From 2013 to 2016 we spent 7.20 cumulative person-weeks of active searching and 7.33 person-years of passive searching, in what was probably the largest ever wildlife survey undertaken to date in China. During this time, we detected just 24 salamanders at four of the 97 sites we surveyed. We interviewed 2,872 people, of which 85.5 % recognized giant salamanders. However, the mean last sighting dated from approximately 19 years earlier.

Left: One of the field survey teams collecting water quality data from suitable giant salamander habitat in Guizhou Province. Right: Community questionnaire surveys one of 2,872 respondents.

We investigated the relative contribution of habitat loss and overexploitation in driving this range-wide decline of Chinese giant salamanders. We collected water parameters (temperature, dissolved oxygen, ammonia, nitrite, nitrate, salinity, alkalinity, hardness and flow rate) from all 97 sites. We did not find any statistically significant differences between these parameters at sites where giant salamanders were found by our survey teams and/or had been recently seen by local people, and sites where they were not detected and/or from which they had recently disappeared.
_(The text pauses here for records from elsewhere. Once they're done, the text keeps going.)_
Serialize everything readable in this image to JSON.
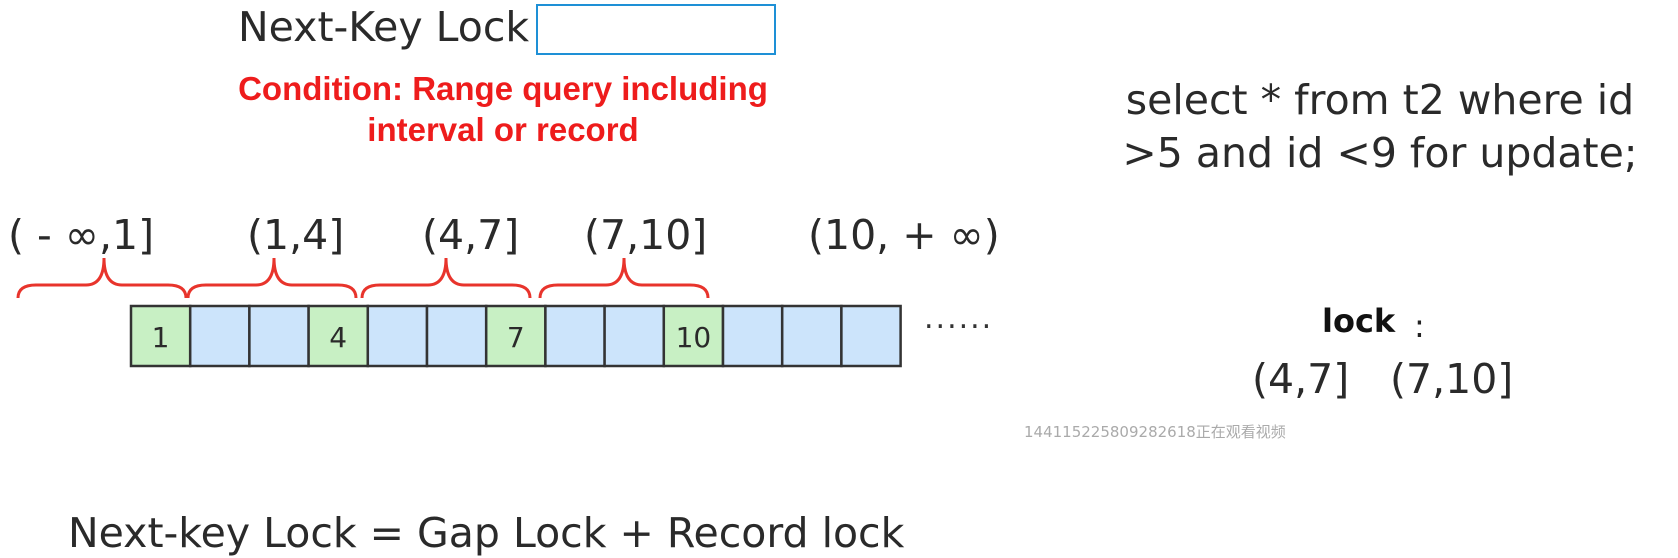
{
  "title": "Next-Key Lock",
  "condition": "Condition: Range query including interval or record",
  "query": "select * from t2 where id >5 and id <9 for update;",
  "intervals": [
    "( - ∞,1]",
    "(1,4]",
    "(4,7]",
    "(7,10]",
    "(10,  + ∞)"
  ],
  "cells": [
    {
      "label": "1",
      "record": true
    },
    {
      "label": "",
      "record": false
    },
    {
      "label": "",
      "record": false
    },
    {
      "label": "4",
      "record": true
    },
    {
      "label": "",
      "record": false
    },
    {
      "label": "",
      "record": false
    },
    {
      "label": "7",
      "record": true
    },
    {
      "label": "",
      "record": false
    },
    {
      "label": "",
      "record": false
    },
    {
      "label": "10",
      "record": true
    },
    {
      "label": "",
      "record": false
    },
    {
      "label": "",
      "record": false
    },
    {
      "label": "",
      "record": false
    }
  ],
  "ellipsis": "......",
  "lock": {
    "label": "lock",
    "colon": ":",
    "intervals": [
      "(4,7]",
      "(7,10]"
    ]
  },
  "watermark": "14411522580928261​8正在观看视频",
  "formula": "Next-key Lock  = Gap Lock + Record lock",
  "colors": {
    "record_cell": "#c8f0c4",
    "gap_cell": "#cce4fb",
    "brace": "#e8342c",
    "condition": "#ee1c1c",
    "title_box_border": "#1e90d6"
  }
}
Alarmingly, we also found direct and indirect evidence that the poaching of giant salamanders from the wild is ongoing, including within protected areas. Our findings indicate that the decline of giant salamanders across China has been primarily driven by overexploitation.

Left: Typical Chinese giant salamander habitat in a protected area, evidence of giant salamander poaching was found close. Right: One of the many sites with suitable habitats where Chinese giant salamanders were not detected.
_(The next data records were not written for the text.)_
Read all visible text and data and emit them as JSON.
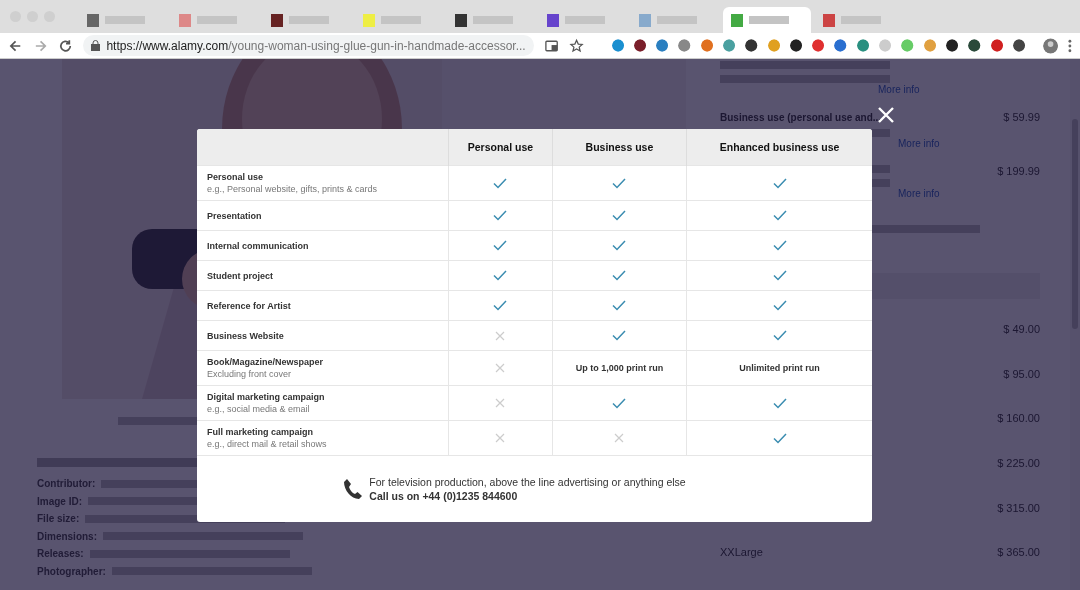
{
  "browser": {
    "tabs": [
      {
        "selected": false
      },
      {
        "selected": false
      },
      {
        "selected": false
      },
      {
        "selected": false
      },
      {
        "selected": false
      },
      {
        "selected": false
      },
      {
        "selected": false
      },
      {
        "selected": true
      },
      {
        "selected": false
      }
    ],
    "url": {
      "host": "https://www.alamy.com",
      "path": "/young-woman-using-glue-gun-in-handmade-accessor..."
    }
  },
  "page": {
    "details": [
      {
        "label": "Contributor:"
      },
      {
        "label": "Image ID:"
      },
      {
        "label": "File size:"
      },
      {
        "label": "Dimensions:"
      },
      {
        "label": "Releases:"
      },
      {
        "label": "Photographer:"
      }
    ],
    "licences": [
      {
        "link": "More info"
      },
      {
        "label": "Business use (personal use and...",
        "price": "$ 59.99",
        "link": "More info"
      },
      {
        "price": "$ 199.99",
        "link": "More info"
      }
    ],
    "sizes": [
      {
        "price": "$ 49.00"
      },
      {
        "price": "$ 95.00"
      },
      {
        "price": "$ 160.00"
      },
      {
        "price": "$ 225.00"
      },
      {
        "price": "$ 315.00"
      },
      {
        "label": "XXLarge",
        "price": "$ 365.00"
      }
    ]
  },
  "dialog": {
    "columns": [
      "Personal use",
      "Business use",
      "Enhanced business use"
    ],
    "rows": [
      {
        "label": "Personal use",
        "note": "e.g., Personal website, gifts, prints & cards",
        "cells": [
          {
            "kind": "check"
          },
          {
            "kind": "check"
          },
          {
            "kind": "check"
          }
        ]
      },
      {
        "label": "Presentation",
        "cells": [
          {
            "kind": "check"
          },
          {
            "kind": "check"
          },
          {
            "kind": "check"
          }
        ]
      },
      {
        "label": "Internal communication",
        "cells": [
          {
            "kind": "check"
          },
          {
            "kind": "check"
          },
          {
            "kind": "check"
          }
        ]
      },
      {
        "label": "Student project",
        "cells": [
          {
            "kind": "check"
          },
          {
            "kind": "check"
          },
          {
            "kind": "check"
          }
        ]
      },
      {
        "label": "Reference for Artist",
        "cells": [
          {
            "kind": "check"
          },
          {
            "kind": "check"
          },
          {
            "kind": "check"
          }
        ]
      },
      {
        "label": "Business Website",
        "cells": [
          {
            "kind": "cross"
          },
          {
            "kind": "check"
          },
          {
            "kind": "check"
          }
        ]
      },
      {
        "label": "Book/Magazine/Newspaper",
        "note": "Excluding front cover",
        "cells": [
          {
            "kind": "cross"
          },
          {
            "kind": "text",
            "text": "Up to 1,000 print run"
          },
          {
            "kind": "text",
            "text": "Unlimited print run"
          }
        ]
      },
      {
        "label": "Digital marketing campaign",
        "note": "e.g., social media & email",
        "cells": [
          {
            "kind": "cross"
          },
          {
            "kind": "check"
          },
          {
            "kind": "check"
          }
        ]
      },
      {
        "label": "Full marketing campaign",
        "note": "e.g., direct mail & retail shows",
        "cells": [
          {
            "kind": "cross"
          },
          {
            "kind": "cross"
          },
          {
            "kind": "check"
          }
        ]
      }
    ],
    "footer": {
      "text": "For television production, above the line advertising or anything else",
      "call": "Call us on +44 (0)1235 844600"
    }
  }
}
The Chinese giant salamander was long thought to be a single species. However, our previously published research shows that it is actually composed of at least three distinct species, including the South China giant salamander Andrias sligoi. Conservation breeding programmes have been suggested as a necessary component of the conservation strategy for Chinese giant salamanders. Such programmes require a detailed understanding of the environmental requirements of the target species. Our water parameter data can be used to inform the management for Chinese giant salamander conservation breeding programmes in dedicated conservation breeding facilities in China. In fact, we have already successfully incorporated data collected from the field into the management protocols for Chinese giant salamanders in the reptile and amphibian house at ZSL London Zoo.

We hope that stakeholders and decision-makers in China will act upon our results, and will strengthen both in situ and ex situ conservation actions for giant salamanders while there is still time to save these remarkable species.
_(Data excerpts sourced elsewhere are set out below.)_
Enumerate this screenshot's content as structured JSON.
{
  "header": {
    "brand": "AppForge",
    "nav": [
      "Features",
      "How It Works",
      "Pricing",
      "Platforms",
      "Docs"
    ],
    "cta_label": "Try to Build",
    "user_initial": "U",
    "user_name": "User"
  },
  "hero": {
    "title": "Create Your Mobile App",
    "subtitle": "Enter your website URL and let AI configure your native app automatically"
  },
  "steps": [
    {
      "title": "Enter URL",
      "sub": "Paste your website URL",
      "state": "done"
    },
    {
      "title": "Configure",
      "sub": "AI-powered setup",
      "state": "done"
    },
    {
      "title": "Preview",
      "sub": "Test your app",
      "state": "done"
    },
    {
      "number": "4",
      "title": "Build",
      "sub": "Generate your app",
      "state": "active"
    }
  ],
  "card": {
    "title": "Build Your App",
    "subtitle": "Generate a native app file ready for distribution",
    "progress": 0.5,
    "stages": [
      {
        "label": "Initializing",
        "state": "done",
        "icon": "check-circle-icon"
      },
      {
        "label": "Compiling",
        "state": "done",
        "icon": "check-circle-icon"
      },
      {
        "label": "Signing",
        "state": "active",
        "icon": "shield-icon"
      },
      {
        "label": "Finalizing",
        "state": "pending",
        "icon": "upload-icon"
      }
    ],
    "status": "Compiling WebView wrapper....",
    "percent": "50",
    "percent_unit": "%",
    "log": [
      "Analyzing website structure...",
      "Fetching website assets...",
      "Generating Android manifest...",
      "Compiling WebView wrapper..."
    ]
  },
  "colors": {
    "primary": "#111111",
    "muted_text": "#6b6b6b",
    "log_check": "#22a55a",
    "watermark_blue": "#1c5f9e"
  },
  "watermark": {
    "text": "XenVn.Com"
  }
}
One of the just 24 Chinese giant salamanders encountered during the surveys.

All photos: Benjamin Tapley/ZSL

The article Range-wide decline of Chinese giant salamanders Andrias spp. from suitable habitat is available in Oryx—The International Journal of Conservation.



Benjamin Tapley is Curator of Herpetology at the Zoological Society of London and PhD candidate at the University of Kent. His primary interests include EDGE species, the conservation breeding and captive management of amphibians and reptiles, conservation prioritization and caecilian amphibians. Ben is currently working on Chinese giant salamanders, mountain chicken frogs from the Caribbean and megophryid frogs in Vietnam.

Andrew Cunningham is Deputy Head of the Institute of Zoology, Zoological Society of London, where he is professor of wildlife epidemiology. He has led international, multidisciplinary wildlife disease research projects, including those that led to the discoveries of epidemic ranaviral amphibian disease in Europe and of Batrachochytrium dendrobatidis as a cause of global amphibian declines.

Samuel Turvey is a Professor at the Institute of Zoology, Zoological Society of London. His research encompasses both past and present human impacts on biodiversity, and he is involved with science-based conservation management of some of the world's most highly threatened species, with a primary geographical focus on China.

Shu Chen is the Zoological Society of London’s project coordinator for China. She has previously undertaken interdisciplinary research focusing on Asian elephant conservation in Yunnan, China, and she coordinated the large-scale Darwin Initiative funded Chinese giant salamander project.